A term used in the 17th-century ballet de cour in France to refer to a group of dances unified by subject, such as ‘entrée des Cyclopes’ or ‘entrée des Indiens’. Entrées divided the acts of a ballet into scenes. ‘Ballets are silent plays’, states the preface to the Ballet de la prospérité des armes de France (1641), ‘and must likewise be divided by acts and scenes. The récits separate the ballet into acts, and the entrées of dances separate the acts into scenes’. According to Saint-Hubert (La manière de composer et faire réussir les ballets, 1641/R), a ‘ballet royal’ ordinarily had 30 entrées grouped into several acts, a ‘beau ballet’ had at least 20 and a ‘petit ballet’ 10 or 12.

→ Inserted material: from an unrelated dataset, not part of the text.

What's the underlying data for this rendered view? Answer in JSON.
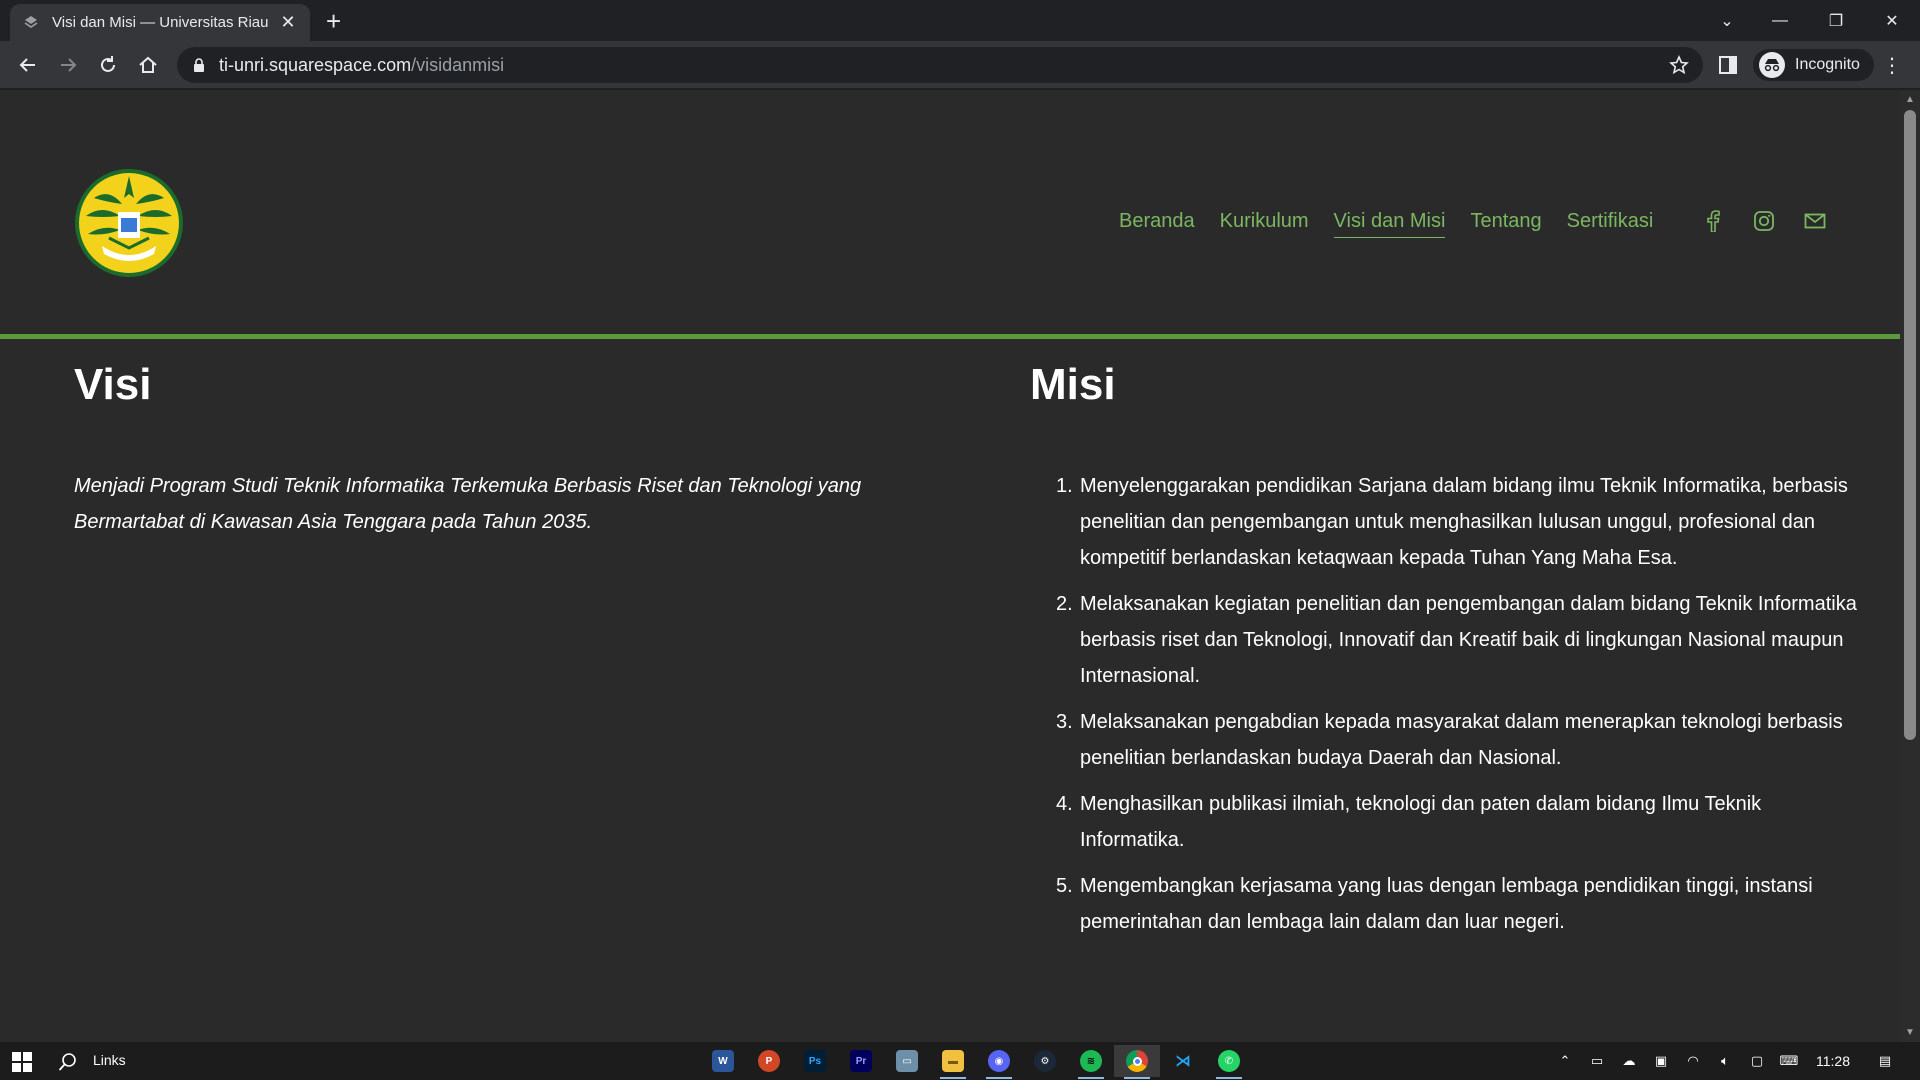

The unifying plot of earlier ballets de cour, such as La délivrance de Renaud (1617), gave way increasingly after 1620 to a choreographic spectacle of great variety in which each section composed of several entrées had its own subject matter. These sections related in a general way to the collective idea expressed in the ballet’s title, as in the Ballet des quatre monarchies chrestiennes (1635), where Italy, Spain, Germany and France constitute the work’s four sections. Occasionally an entire section took the name of entrée. This genre, now known as the ballet à entrées (see Ballet de cour), was the structural model for the late 17th- and 18th-century opéra-ballet, whose acts were normally called entrées.

‘Entrée’ had yet another meaning in the opéra-ballet and in the tragédie lyrique. It marked the beginning of the divertissement of dances and songs found in most acts. It could refer to the entrance of a single character (e.g. the ‘entrée de la Haine’ in Lully's Armide, 1686) or more commonly of a specific group of people, the ‘corps d'entrée’ (e.g. the ‘entrée pour les guerriers’ in Rameau's Dardanus, 1739).

Entrées to divertissements present a wide variety of musical styles. Some are march-like (e.g. ‘Les combattants’ in Lully's Alceste, 1674), while others characterize a certain group of people (e.g. the ‘entrée des Bohémiens’ in Rameau's La princesse de Navarre, 1745). Still others are pure fantasy (e.g. the ‘entrée des saisons et des arts’ in Rameau's Les fêtes de l'Hymen et de l'Amour, 1747).

Lute intabulations of entrées from 17th-century ballets de cour are found in collections by Chancy, Bouvier, Jacques Gallot and others. Robert de Visée transcribed Lully's ‘entrée d'Apollon’ from Le triomphe de l'amour for guitar, and Rameau transcribed the ‘entrée des quatre nations’ from his Les Indes galantes for harpsichord. Independently composed entrées are found in harpsichord suites by Luc Marchand (1748) and Nicolas Siret (1710, 1719). Neither the nine ‘entrées de luth’ in Robert Ballard's first lutebook (1611) nor the entrées in Georg Muffat's orchestral suites published in the Florilegium primum and secondum are drawn from known ballet sources.

See also French overture, §2, and Intrada.

For bibliography see Ballet de cour.